さらに168万USDC(約2億6700万円)が流出し、その後、約168万DAIに交換されたという。

セキュリティ企業サーティックも、被害総額を約850万ドル(約13億5000万円)とする、ほぼ同様の推計を示している。

預かり資産の68%が消えた

DeFiデータサイト「デファイラマ」によれば、攻撃前にタームのボールト商品が保有していた資産は約1245万ドル(約19億8000万円)だった。

今回報告された流出額は、その約68%に当たる。とりわけ深刻なのがイーサリアムだ。約880万ドル(約14億円)相当あった預入資産の、ほぼすべてが失われた計算になる。

運営元のターム・ラボは、すべての「ターム・メタ・ボールト」を復旧不能な形で停止し、DAOのガバナンス権限も剥奪したと発表した。

今後、新たな入金は永久に受け付けない。一方、利用者による引き出し機能は開放したままにするという。

同社は現時点で、基盤となるターム・プロトコルや、利用者が直接参加する借り入れ・貸し出し市場には影響がなかったと説明している。ただし、被害範囲については引き続き確認中だ。

コインテレグラフはターム・ラボにコメントを求めようとしたが、連絡を取ることができなかった。同社は報道関係者向けの連絡先を公開しておらず、Xのダイレクトメッセージも閉鎖されていた。

「過疎トークン」を買い占めて多数派に

オンチェーン監視サービスのデファイモンは、攻撃者が保有者の少ないガバナンストークンを安価に買い集め、過半数の議決権を獲得したと指摘している。

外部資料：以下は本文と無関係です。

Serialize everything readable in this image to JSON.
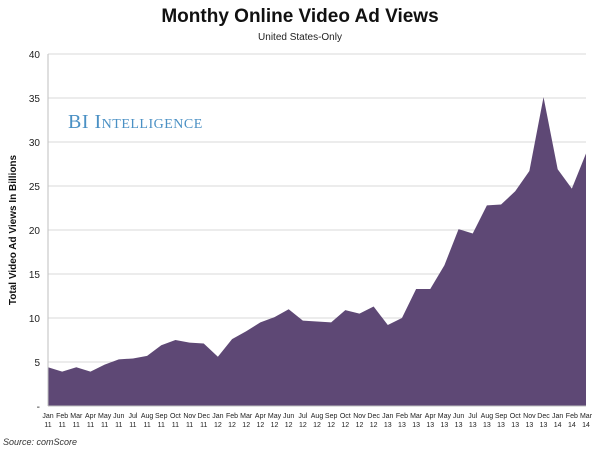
{
  "title": "Monthy Online Video Ad Views",
  "subtitle": "United States-Only",
  "watermark": "BI Intelligence",
  "source": "Source: comScore",
  "colors": {
    "area": "#5e4875",
    "grid": "#d9d9d9",
    "axis": "#bfbfbf",
    "watermark": "#4a90c4"
  },
  "chart_data": {
    "type": "area",
    "ylabel": "Total Video Ad Views In Billions",
    "xlabel": "",
    "ylim": [
      0,
      40
    ],
    "yticks": [
      "-",
      "5",
      "10",
      "15",
      "20",
      "25",
      "30",
      "35",
      "40"
    ],
    "grid": true,
    "legend": "none",
    "categories": [
      [
        "Jan",
        "11"
      ],
      [
        "Feb",
        "11"
      ],
      [
        "Mar",
        "11"
      ],
      [
        "Apr",
        "11"
      ],
      [
        "May",
        "11"
      ],
      [
        "Jun",
        "11"
      ],
      [
        "Jul",
        "11"
      ],
      [
        "Aug",
        "11"
      ],
      [
        "Sep",
        "11"
      ],
      [
        "Oct",
        "11"
      ],
      [
        "Nov",
        "11"
      ],
      [
        "Dec",
        "11"
      ],
      [
        "Jan",
        "12"
      ],
      [
        "Feb",
        "12"
      ],
      [
        "Mar",
        "12"
      ],
      [
        "Apr",
        "12"
      ],
      [
        "May",
        "12"
      ],
      [
        "Jun",
        "12"
      ],
      [
        "Jul",
        "12"
      ],
      [
        "Aug",
        "12"
      ],
      [
        "Sep",
        "12"
      ],
      [
        "Oct",
        "12"
      ],
      [
        "Nov",
        "12"
      ],
      [
        "Dec",
        "12"
      ],
      [
        "Jan",
        "13"
      ],
      [
        "Feb",
        "13"
      ],
      [
        "Mar",
        "13"
      ],
      [
        "Apr",
        "13"
      ],
      [
        "May",
        "13"
      ],
      [
        "Jun",
        "13"
      ],
      [
        "Jul",
        "13"
      ],
      [
        "Aug",
        "13"
      ],
      [
        "Sep",
        "13"
      ],
      [
        "Oct",
        "13"
      ],
      [
        "Nov",
        "13"
      ],
      [
        "Dec",
        "13"
      ],
      [
        "Jan",
        "14"
      ],
      [
        "Feb",
        "14"
      ],
      [
        "Mar",
        "14"
      ]
    ],
    "values": [
      4.4,
      3.9,
      4.4,
      3.9,
      4.7,
      5.3,
      5.4,
      5.7,
      6.9,
      7.5,
      7.2,
      7.1,
      5.6,
      7.6,
      8.5,
      9.5,
      10.1,
      11.0,
      9.7,
      9.6,
      9.5,
      10.9,
      10.5,
      11.3,
      9.2,
      10.0,
      13.3,
      13.3,
      16.0,
      20.1,
      19.6,
      22.8,
      22.9,
      24.4,
      26.7,
      35.1,
      26.9,
      24.7,
      28.7
    ]
  }
}
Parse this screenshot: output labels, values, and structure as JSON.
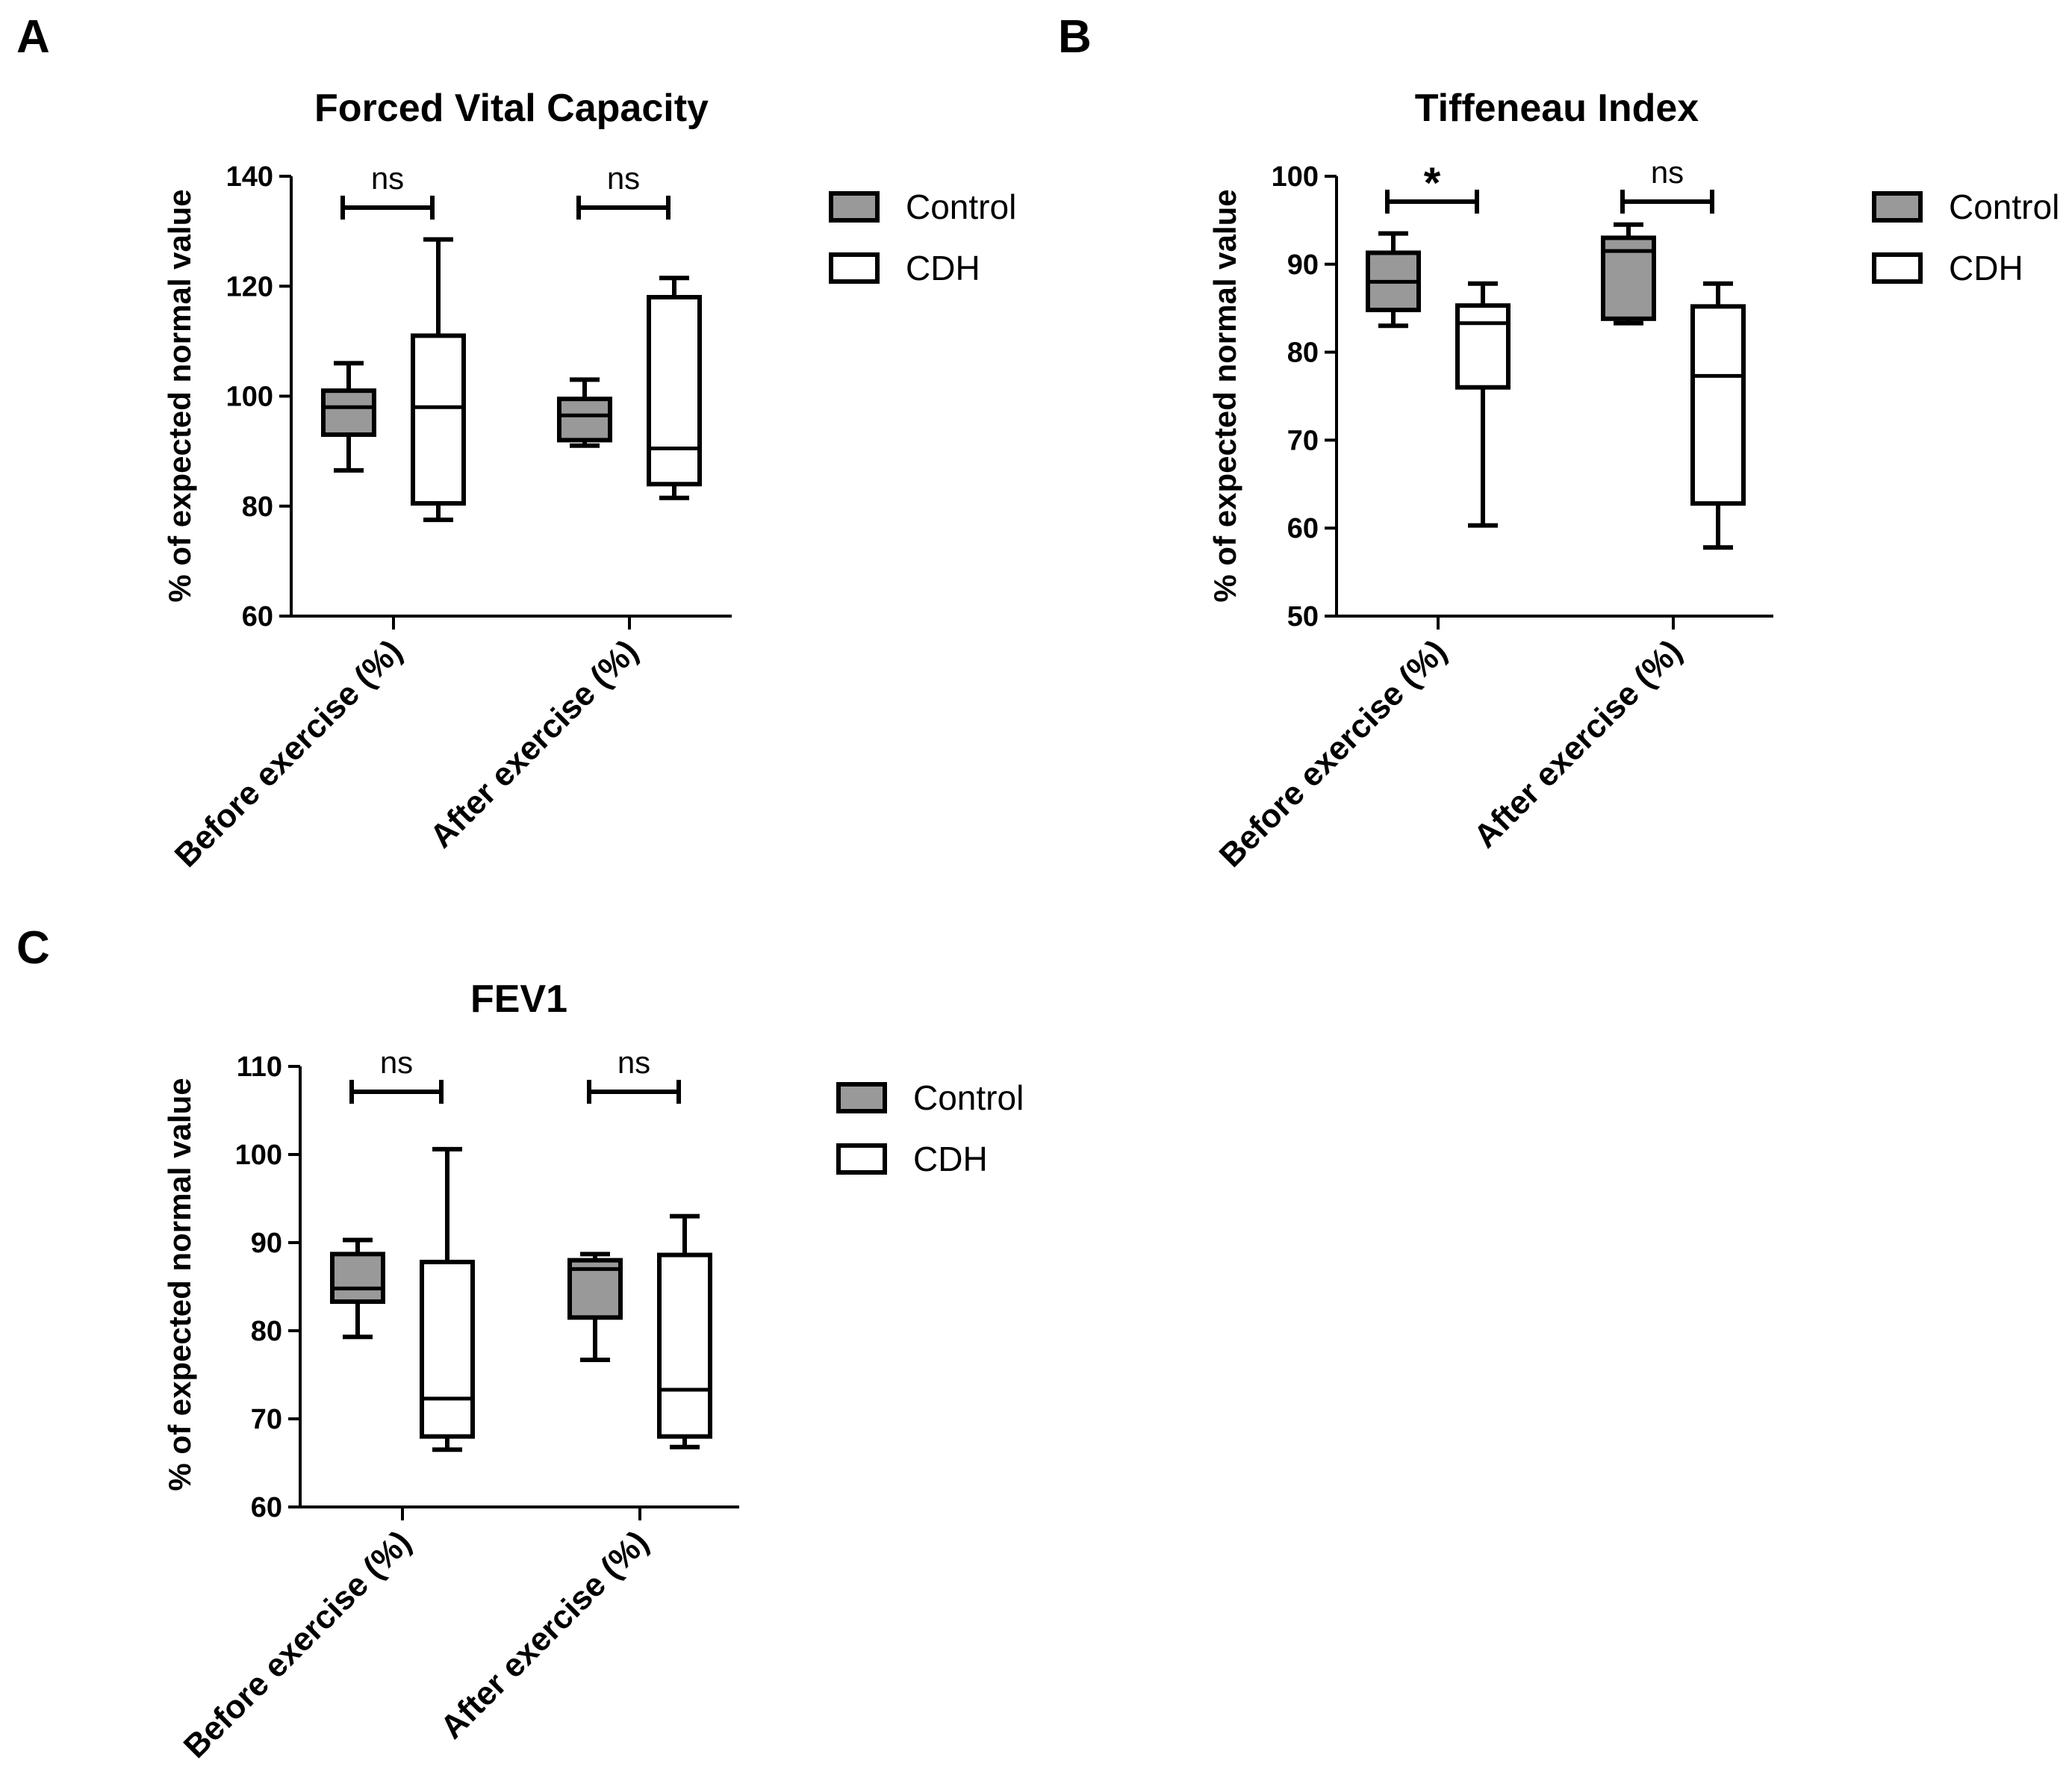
{
  "colors": {
    "control_fill": "#999999",
    "cdh_fill": "#ffffff",
    "stroke": "#000000"
  },
  "chart_data": [
    {
      "type": "box",
      "panel": "A",
      "title": "Forced Vital Capacity",
      "ylabel": "% of expected normal value",
      "ylim": [
        60,
        140
      ],
      "yticks": [
        60,
        80,
        100,
        120,
        140
      ],
      "categories": [
        "Before exercise (%)",
        "After exercise (%)"
      ],
      "legend": [
        "Control",
        "CDH"
      ],
      "legend_position": "right",
      "series": [
        {
          "name": "Control",
          "boxes": [
            {
              "min": 86.5,
              "q1": 93,
              "median": 98,
              "q3": 101,
              "max": 106
            },
            {
              "min": 91,
              "q1": 92,
              "median": 96.5,
              "q3": 99.5,
              "max": 103
            }
          ]
        },
        {
          "name": "CDH",
          "boxes": [
            {
              "min": 77.5,
              "q1": 80.5,
              "median": 98,
              "q3": 111,
              "max": 128.5
            },
            {
              "min": 81.5,
              "q1": 84,
              "median": 90.5,
              "q3": 118,
              "max": 121.5
            }
          ]
        }
      ],
      "significance": [
        "ns",
        "ns"
      ]
    },
    {
      "type": "box",
      "panel": "B",
      "title": "Tiffeneau Index",
      "ylabel": "%  of expected normal value",
      "ylim": [
        50,
        100
      ],
      "yticks": [
        50,
        60,
        70,
        80,
        90,
        100
      ],
      "categories": [
        "Before exercise (%)",
        "After exercise (%)"
      ],
      "legend": [
        "Control",
        "CDH"
      ],
      "legend_position": "right",
      "series": [
        {
          "name": "Control",
          "boxes": [
            {
              "min": 83,
              "q1": 84.8,
              "median": 88,
              "q3": 91.3,
              "max": 93.5
            },
            {
              "min": 83.3,
              "q1": 83.8,
              "median": 91.5,
              "q3": 93,
              "max": 94.5
            }
          ]
        },
        {
          "name": "CDH",
          "boxes": [
            {
              "min": 60.3,
              "q1": 76,
              "median": 83.3,
              "q3": 85.3,
              "max": 87.8
            },
            {
              "min": 57.8,
              "q1": 62.8,
              "median": 77.3,
              "q3": 85.2,
              "max": 87.8
            }
          ]
        }
      ],
      "significance": [
        "*",
        "ns"
      ]
    },
    {
      "type": "box",
      "panel": "C",
      "title": "FEV1",
      "ylabel": "%  of expected normal value",
      "ylim": [
        60,
        110
      ],
      "yticks": [
        60,
        70,
        80,
        90,
        100,
        110
      ],
      "categories": [
        "Before exercise (%)",
        "After exercise (%)"
      ],
      "legend": [
        "Control",
        "CDH"
      ],
      "legend_position": "right",
      "series": [
        {
          "name": "Control",
          "boxes": [
            {
              "min": 79.3,
              "q1": 83.3,
              "median": 84.8,
              "q3": 88.7,
              "max": 90.3
            },
            {
              "min": 76.7,
              "q1": 81.5,
              "median": 87,
              "q3": 88,
              "max": 88.7
            }
          ]
        },
        {
          "name": "CDH",
          "boxes": [
            {
              "min": 66.5,
              "q1": 68,
              "median": 72.3,
              "q3": 87.8,
              "max": 100.6
            },
            {
              "min": 66.8,
              "q1": 68,
              "median": 73.3,
              "q3": 88.6,
              "max": 93
            }
          ]
        }
      ],
      "significance": [
        "ns",
        "ns"
      ]
    }
  ]
}
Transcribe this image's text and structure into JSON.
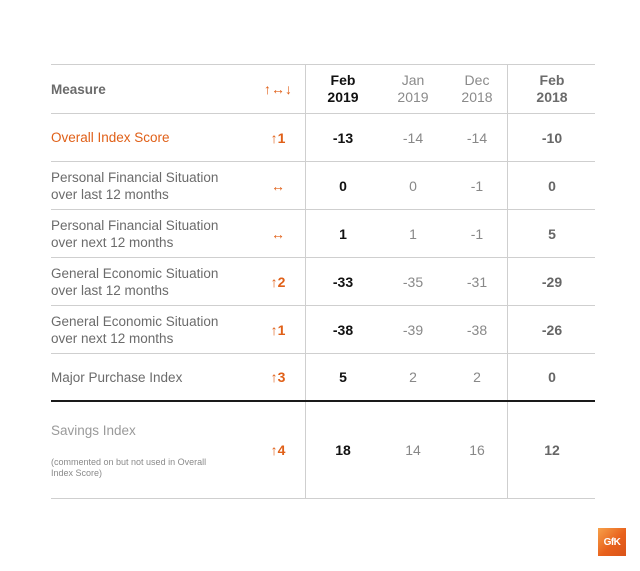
{
  "header": {
    "measure": "Measure",
    "change_symbol": "↑↔↓",
    "feb2019": [
      "Feb",
      "2019"
    ],
    "jan2019": [
      "Jan",
      "2019"
    ],
    "dec2018": [
      "Dec",
      "2018"
    ],
    "feb2018": [
      "Feb",
      "2018"
    ]
  },
  "rows": [
    {
      "measure": [
        "Overall Index Score"
      ],
      "change": "↑1",
      "feb2019": "-13",
      "jan2019": "-14",
      "dec2018": "-14",
      "feb2018": "-10"
    },
    {
      "measure": [
        "Personal Financial Situation",
        "over last 12 months"
      ],
      "change": "↔",
      "feb2019": "0",
      "jan2019": "0",
      "dec2018": "-1",
      "feb2018": "0"
    },
    {
      "measure": [
        "Personal Financial Situation",
        "over next 12 months"
      ],
      "change": "↔",
      "feb2019": "1",
      "jan2019": "1",
      "dec2018": "-1",
      "feb2018": "5"
    },
    {
      "measure": [
        "General Economic Situation",
        "over last 12 months"
      ],
      "change": "↑2",
      "feb2019": "-33",
      "jan2019": "-35",
      "dec2018": "-31",
      "feb2018": "-29"
    },
    {
      "measure": [
        "General Economic Situation",
        "over next 12 months"
      ],
      "change": "↑1",
      "feb2019": "-38",
      "jan2019": "-39",
      "dec2018": "-38",
      "feb2018": "-26"
    },
    {
      "measure": [
        "Major Purchase Index"
      ],
      "change": "↑3",
      "feb2019": "5",
      "jan2019": "2",
      "dec2018": "2",
      "feb2018": "0"
    }
  ],
  "savings": {
    "measure": "Savings Index",
    "note": [
      "(commented on but not used in Overall",
      "Index Score)"
    ],
    "change": "↑4",
    "feb2019": "18",
    "jan2019": "14",
    "dec2018": "16",
    "feb2018": "12"
  },
  "logo": "GfK",
  "colors": {
    "accent": "#e06018",
    "rule": "#cfcfcf",
    "thick_rule": "#1a1a1a"
  }
}
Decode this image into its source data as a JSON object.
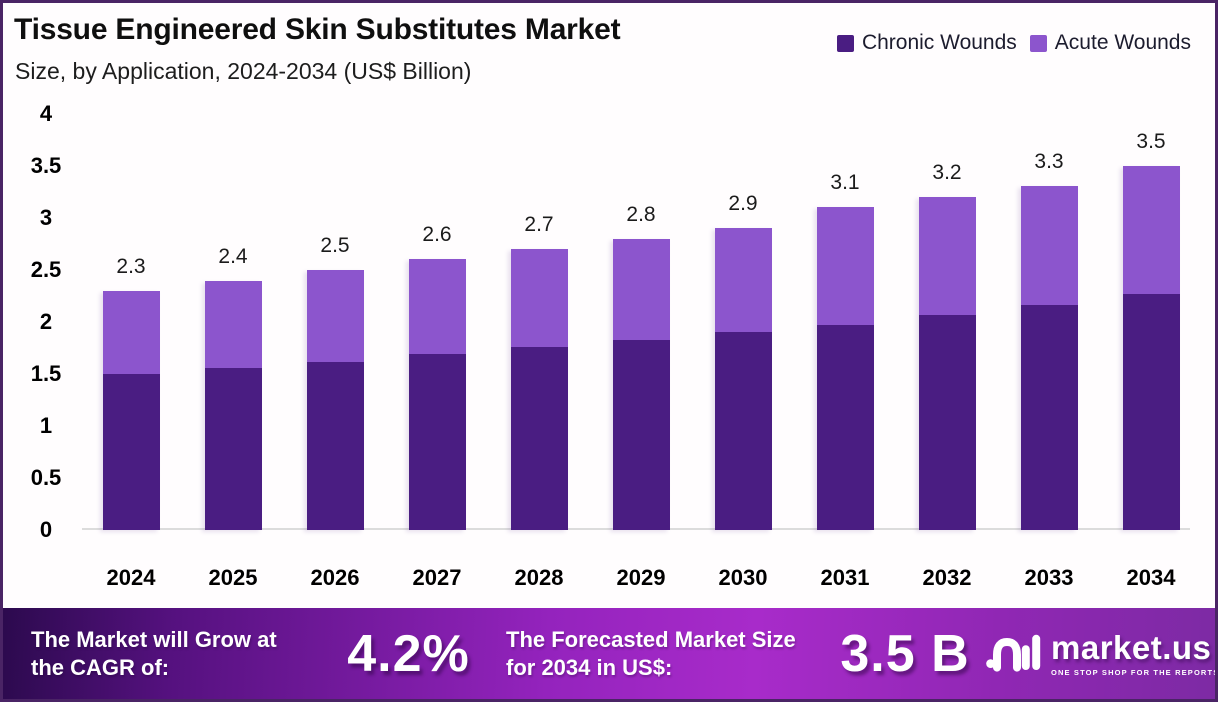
{
  "header": {
    "title": "Tissue Engineered Skin Substitutes Market",
    "subtitle": "Size, by Application, 2024-2034 (US$ Billion)"
  },
  "legend": [
    {
      "label": "Chronic Wounds",
      "color": "#4A1D82"
    },
    {
      "label": "Acute Wounds",
      "color": "#8C55CD"
    }
  ],
  "chart_data": {
    "type": "bar",
    "stacked": true,
    "title": "Tissue Engineered Skin Substitutes Market Size, by Application, 2024-2034 (US$ Billion)",
    "xlabel": "",
    "ylabel": "US$ Billion",
    "ylim": [
      0,
      4
    ],
    "yticks": [
      0,
      0.5,
      1,
      1.5,
      2,
      2.5,
      3,
      3.5,
      4
    ],
    "grid": false,
    "legend_position": "top-right",
    "categories": [
      "2024",
      "2025",
      "2026",
      "2027",
      "2028",
      "2029",
      "2030",
      "2031",
      "2032",
      "2033",
      "2034"
    ],
    "series": [
      {
        "name": "Chronic Wounds",
        "color": "#4A1D82",
        "values": [
          1.5,
          1.56,
          1.62,
          1.69,
          1.76,
          1.83,
          1.9,
          1.97,
          2.07,
          2.16,
          2.27
        ]
      },
      {
        "name": "Acute Wounds",
        "color": "#8C55CD",
        "values": [
          0.8,
          0.84,
          0.88,
          0.91,
          0.94,
          0.97,
          1.0,
          1.13,
          1.13,
          1.14,
          1.23
        ]
      }
    ],
    "totals": [
      2.3,
      2.4,
      2.5,
      2.6,
      2.7,
      2.8,
      2.9,
      3.1,
      3.2,
      3.3,
      3.5
    ],
    "total_labels": [
      "2.3",
      "2.4",
      "2.5",
      "2.6",
      "2.7",
      "2.8",
      "2.9",
      "3.1",
      "3.2",
      "3.3",
      "3.5"
    ]
  },
  "footer": {
    "cagr_label": "The Market will Grow at the CAGR of:",
    "cagr_value": "4.2%",
    "forecast_label": "The Forecasted Market Size for 2034 in US$:",
    "forecast_value": "3.5 B",
    "brand": {
      "name": "market.us",
      "tagline": "ONE STOP SHOP FOR THE REPORTS"
    }
  },
  "colors": {
    "chronic": "#4A1D82",
    "acute": "#8C55CD",
    "border": "#4A2465",
    "banner_gradient_left": "#2C0A4E",
    "banner_gradient_mid": "#A82BCA",
    "banner_gradient_right": "#7D2AA4",
    "baseline": "#DCDCDC",
    "text": "#000000",
    "banner_text": "#FFFFFF"
  }
}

その議決権を使って複数の提案を可決し、タームのボールトを支配下に置いたという。

いわば、株主の少ない会社の株式をこっそり買い占め、投票で金庫の鍵を自分に渡す決議を通したようなものだ。

ただしターム側は、攻撃者が具体的にどのような方法で議決権を握ったのか、また、どのガバナンス機能が悪用されたのかを正式には確認していない。

イヤーンの標準ボールトには影響せず

問題のボールトは、分散型金融プロトコル「イヤーン・ファイナンス」のV3インフラを利用していた。

しかしイヤーン側は、今回の攻撃ではターム独自のガバナンス用ラッパーが悪用されたと説明している。同じ攻撃手法は、標準的なイヤーンのボールトには通用しないとしている。

タームは現在、外部のセキュリティチームと協力し、流出資産の回収とシステムの修復を進めている。回収できなかった損失についても、利用者への対応策を「検討する」としている。

2025年にも清算事故

タームでは2025年4月にも、価格情報を提供するオラクルのエラーによって、約918ETHが意図せず清算される事故が起きていた。

同社は当時、約556ETHを回収。最終的な損失を362ETHまで減らし、影響を受けた利用者に補償したと、事故後の報告書で説明している。

この事故を受け、タームは重要なアップデートについて第三者の検証を受けることや、ガバナンスの透明性を高めることを約束していた。

それから約1年。今度は、まさにその「ガバナンス」が巨額流出の入り口になった可能性が浮上している。